Kapattığım kapı beş saniye sonra açıldı ve içeri Aleyna, patronun biricik kızı, girdi. Ben montumu çıkarmış askıya asarken Aleyna çoktan konuşmaya başlamıştı. Her zamanki gibi kendini tutamamıştı.

"Bugün neler oldu?" diye sordu merakla. Aleyna tanıdığı insanların neler yaptıklarını hep merak ederdi. Dinlemeyi çok severdi ve her zaman bir şeyler anlatmam için beni sıkıştırırdı.

"Kayda değer bir şey yok." Dedim üstümdeki kazağı çıkarıp yerine başka bir siyah kazak giyerken. Altımdaki etek de siyah olduğu için uyumlulardı ama uyumlu olmasaydı bile umrumda olmazdı.

"Hadi ama." Dedi mızmızlanarak. Dudaklarını büktü ve bir şey anlatmam için yalvaran gözlerle bana baktı. Bir yandan üstümü düzeltirken diğer yandan Aleyna'yı süzüyordum. Daha yeni boyattığı bebek sarısı saçlarıyla, yüzünde en çok dikkat çektiği yeşil gözleriyle her zaman güzel olan bir kızdı. Ona bir kere baktığınızda dönüp tekrar bakıyordunuz çünkü yüzünde, bütün ayrıntıları görmek isteyeceğiniz bir güzellik yatıyordu.

Aleyna yüzüme bakarken merak ettiği şeyin hayatım olmadığını biliyordum. Onun dikkatini bu hayatta en çok çeken şey, abimdi. Evet, bir şeyler dinlemeyi seviyordu ama asıl sevdiği şey, abimdi.

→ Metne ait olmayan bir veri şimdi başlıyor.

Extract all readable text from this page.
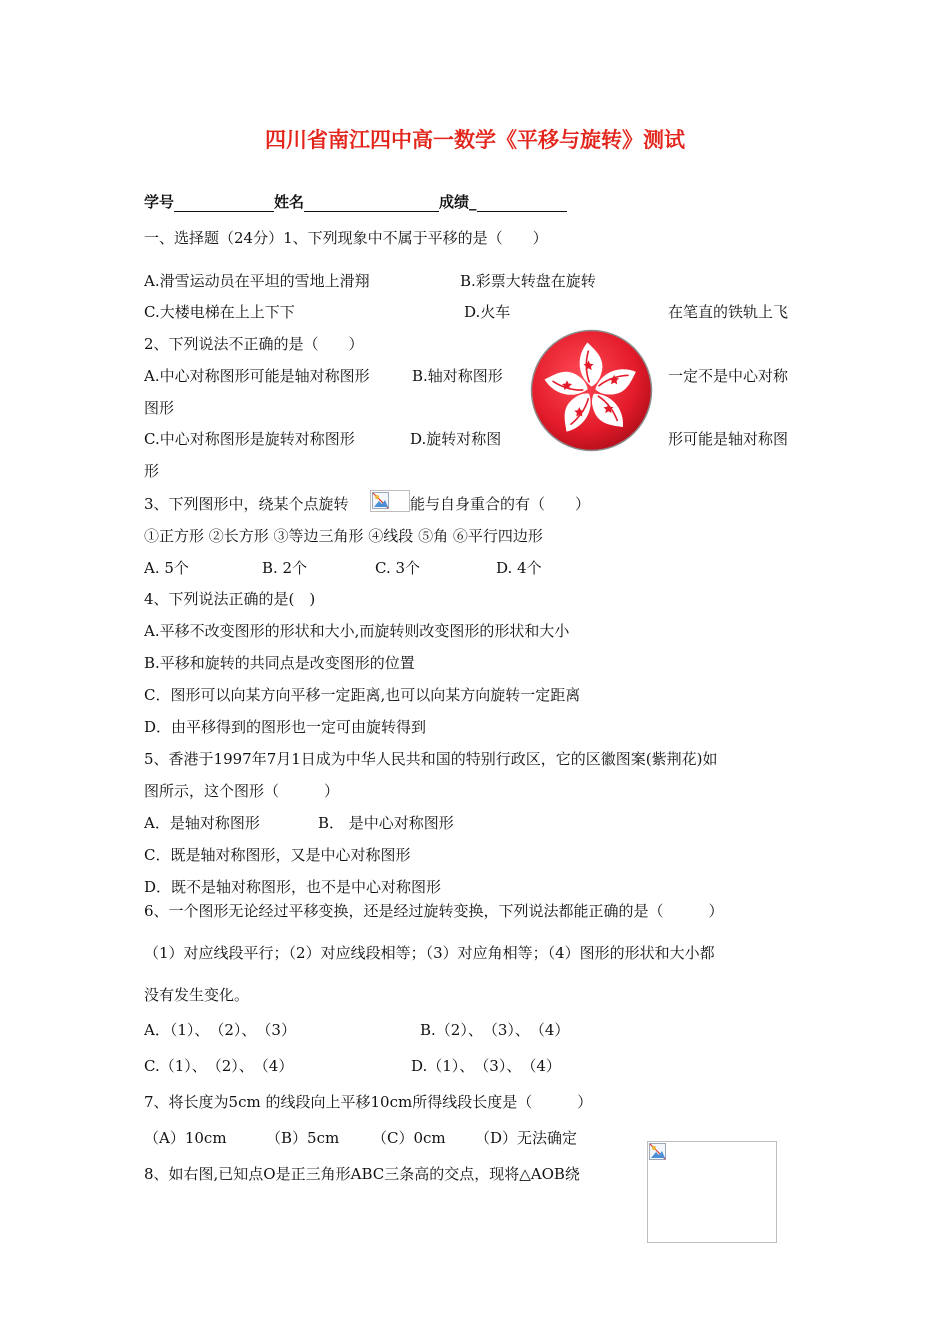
四川省南江四中高一数学《平移与旋转》测试
学号	姓名	成绩_
一、选择题（24分）1、下列现象中不属于平移的是（　　）
A.滑雪运动员在平坦的雪地上滑翔	B.彩票大转盘在旋转
C.大楼电梯在上上下下	D.火车	在笔直的铁轨上飞
2、下列说法不正确的是（　　）
A.中心对称图形可能是轴对称图形	B.轴对称图形	一定不是中心对称
图形
C.中心对称图形是旋转对称图形	D.旋转对称图	形可能是轴对称图
形
3、下列图形中，绕某个点旋转	能与自身重合的有（　　）
①正方形 ②长方形 ③等边三角形 ④线段 ⑤角 ⑥平行四边形
A. 5个	B. 2个	C. 3个	D. 4个
4、下列说法正确的是(　)
A.平移不改变图形的形状和大小,而旋转则改变图形的形状和大小
B.平移和旋转的共同点是改变图形的位置
C．图形可以向某方向平移一定距离,也可以向某方向旋转一定距离
D．由平移得到的图形也一定可由旋转得到
5、香港于1997年7月1日成为中华人民共和国的特别行政区，它的区徽图案(紫荆花)如
图所示，这个图形（　　　）
A．是轴对称图形	B． 是中心对称图形
C．既是轴对称图形，又是中心对称图形
D．既不是轴对称图形，也不是中心对称图形
6、一个图形无论经过平移变换，还是经过旋转变换，下列说法都能正确的是（　　　）
（1）对应线段平行；（2）对应线段相等；（3）对应角相等；（4）图形的形状和大小都
没有发生变化。
A．（1）、　（2）、　（3）	B.（2）、　（3）、　（4）
C.（1）、　（2）、　（4）	D.（1）、　（3）、　（4）
7、将长度为5cm 的线段向上平移10cm所得线段长度是（　　　）
（A）10cm	（B）5cm （C）0cm （D）无法确定
8、如右图,已知点O是正三角形ABC三条高的交点，现将△AOB绕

"Bugün Yağmur ile tartışmış olabilirim." Derin bir nefes verdim ve zihnimde yarım saat önceki kavga belirdiğinde dişlerimi sıktım.Aklıma geldikçe hala sinirleniyordum. Atışmalarla başlamış ve bağırarak devam etmiştik.

Sorun benim kazandığım parayı saklamamdı. Her şeyimi onlarla paylaşmak zorundaymışım gibi davranmaları sinirlerimi bozuyordu. Abimin sevgilisine göre her şeyi, yaptığım her hareketi ona hesap vermem gerekiyordu. Ve ben hiçbir zaman itaatkar bir kız değildim.

Olmayacaktım da.

"Neden?Çabuk anlat bakalım."

"Para sakladığımı öğrendiler.Kartımı gerizekalı gibi ortada bırakmışım. Yağmur da gördü durur mu, hemen gitmiş abime yetiştirmiş." Dedim kaşlarımı çatarak.

Aleyna'nın yüzüne öfkenin bir parçası tünediğinde bu sinirle gidip Yağmur'u dövebileceğini biliyordum çünkü ona göre Yağmur abimin sevgilisi olamazdı. Ona karşı olan kinin bir parçasının sebebi bendim. Diğer parçası ise abimle sevgili olmasıydı.